Reputation: 1386
I have two test files, the first one contains a 3rd party names, the second file contains a message status like sent, failed, technical errors, etc.
I want to search in a log file for each 3rd party name (from first file) and get count of each message status (listed in file 2)

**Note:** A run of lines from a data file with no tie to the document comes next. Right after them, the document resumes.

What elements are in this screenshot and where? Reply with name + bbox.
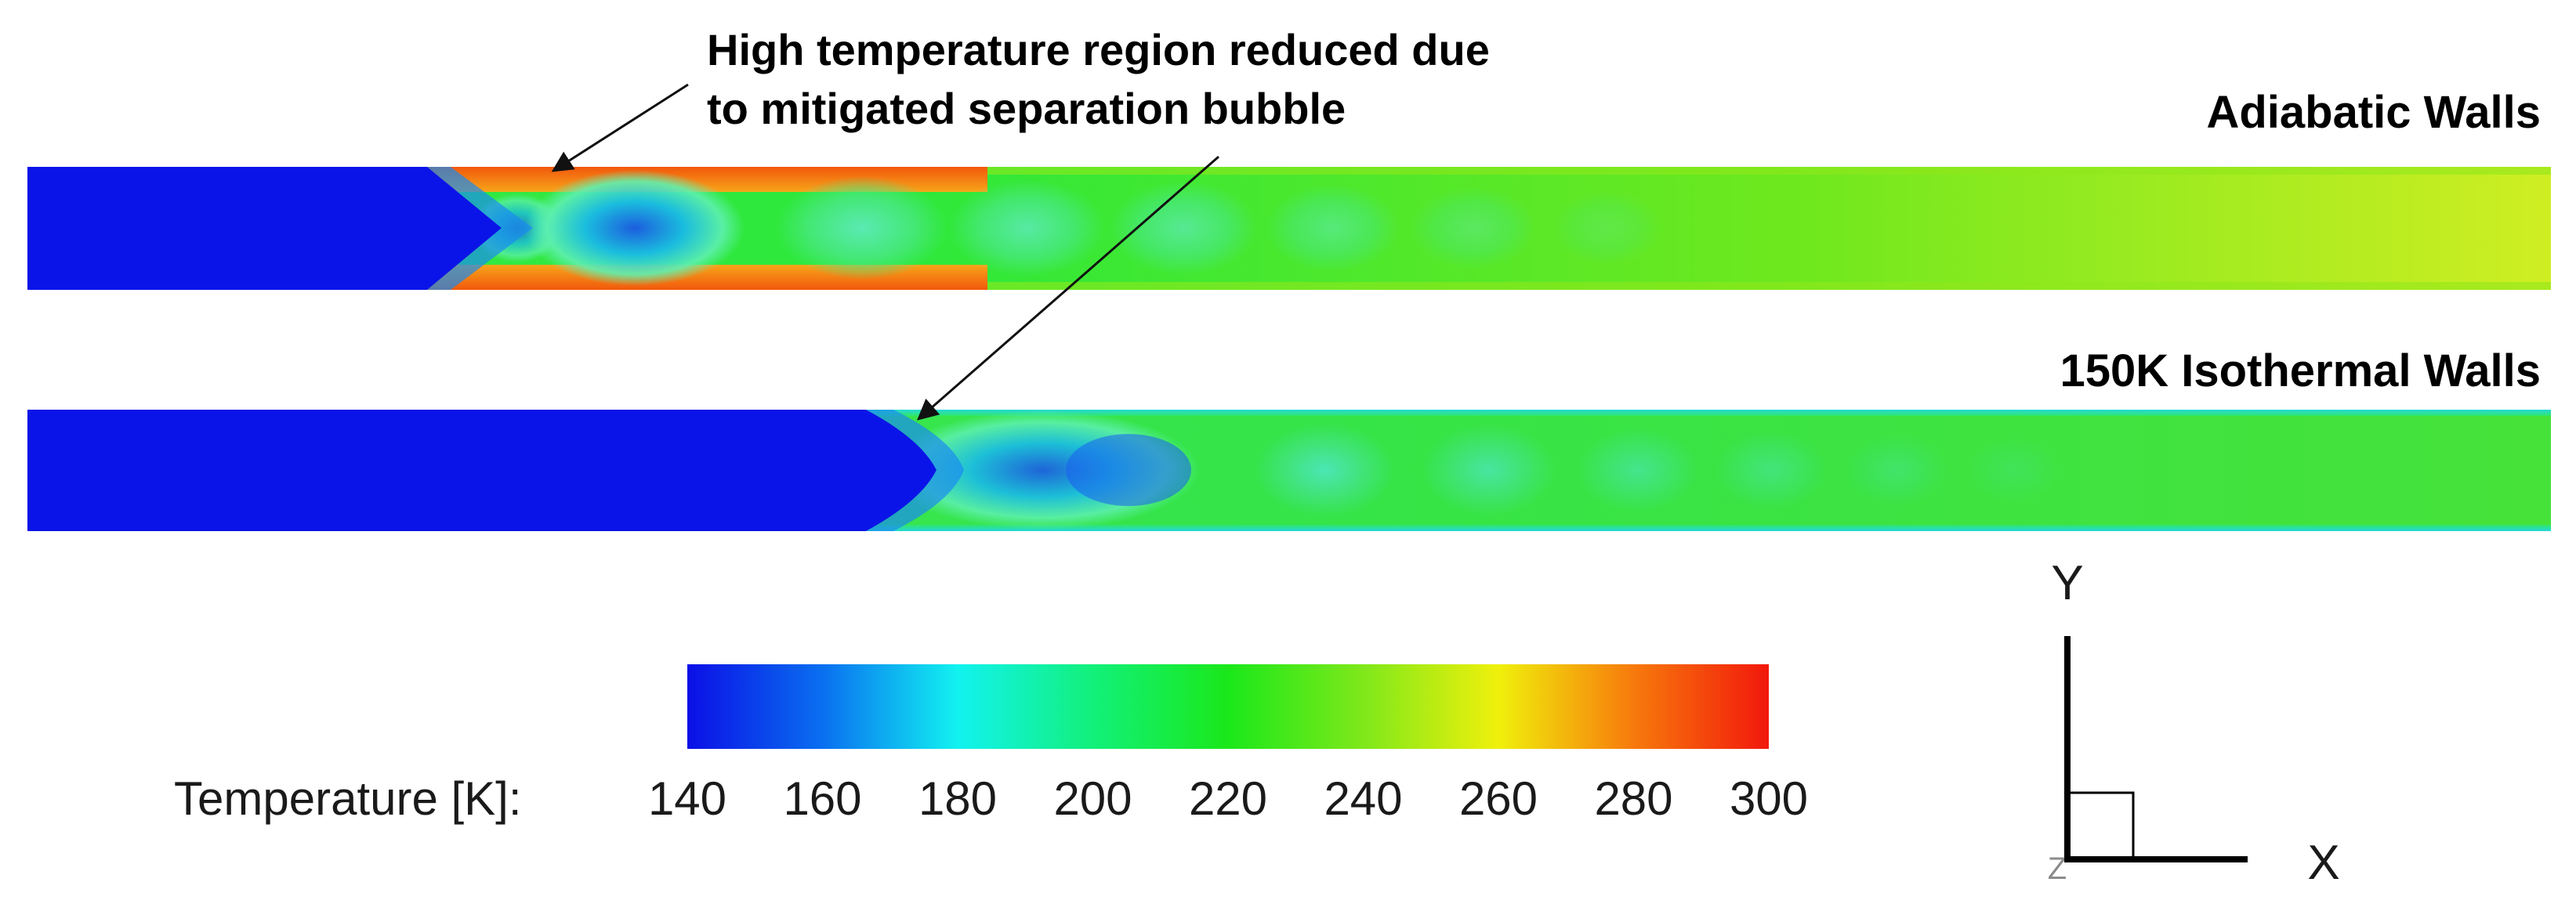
colorbar-gradient <box>687 664 1769 749</box>
colorbar-title: Temperature [K]: <box>174 772 522 825</box>
axis-triad: Y X Z <box>2048 556 2340 890</box>
panel-label-isothermal: 150K Isothermal Walls <box>2060 345 2541 396</box>
triad-z-label: Z <box>2048 851 2067 886</box>
annotation-arrow-isothermal <box>916 155 1219 421</box>
colorbar-tick-label: 180 <box>918 772 997 825</box>
colorbar-tick-label: 160 <box>783 772 861 825</box>
annotation-line-1: High temperature region reduced due <box>707 25 1490 74</box>
triad-box <box>2066 791 2135 861</box>
annotation-arrow-adiabatic <box>551 83 689 172</box>
colorbar-tick-label: 260 <box>1459 772 1538 825</box>
panel-label-adiabatic: Adiabatic Walls <box>2206 87 2541 138</box>
contour-isothermal <box>27 410 2551 531</box>
colorbar-ticks: 140 160 180 200 220 240 260 280 300 <box>648 772 1808 825</box>
colorbar-tick-label: 280 <box>1594 772 1672 825</box>
colorbar-tick-label: 200 <box>1053 772 1132 825</box>
colorbar-tick-label: 240 <box>1324 772 1402 825</box>
colorbar-tick-label: 140 <box>648 772 726 825</box>
contour-adiabatic <box>27 167 2551 290</box>
annotation-line-2: to mitigated separation bubble <box>707 84 1346 133</box>
triad-y-label: Y <box>2051 556 2083 610</box>
colorbar-tick-label: 220 <box>1189 772 1267 825</box>
triad-x-label: X <box>2307 836 2339 890</box>
colorbar-tick-label: 300 <box>1730 772 1808 825</box>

example of 1st file.txt (3rd party names)
BNF_IPL
one97
pajwok
RadioAzadi
SPICDIGITAL
U2OPIA
UNIFUN
UNIFUNRS
vectracom
VNTAF
YRMP
INFOTT
second file.txt (message status):
success
partial
failed
Error absentSubscriber
UnknownSubscriber
smDeliveryFailure
userSpecificReason
CallBarred
systemFailure
my goal is to produce a report contains total status for each 3rd party. something like
sent | failed | TechErrpr | Absent | subscriber
IBM someValue someValue someValue someValue someValue
Microsoft someValue someValue someValue someValue someValue
Oracle someValue someValue someValue someValue someValue
google someValue someValue someValue someValue someValue
To get the values i will grep those names and status in a log file and get the totals. for that i am trying to use nested loop but with no luck.something like:
for ((i = 0; i < wc -l 3rdPList.txt ; i++)); do
for ((j = i; j < wc -l status.txt ; j++)); do
grep 3rdPList.txt logFile | grep status.txt | wc -l > outputFile.txt
echo $st[j]
done
done
example of the log file:
2018-10-30 00:07:19,640 DEBUG [org.mobicents.smsc.library.CdrGenerator] 2018-10-29 14:42:45,789 +0430,588,5,0,93706315646,1,1,temp_failed,BNF_IPL,26674477,0702700006,412012004908984,null,ایید.,Error absentSubscriber after MtForwardSM Request: MAPErrorMessageAbsentSubscriber []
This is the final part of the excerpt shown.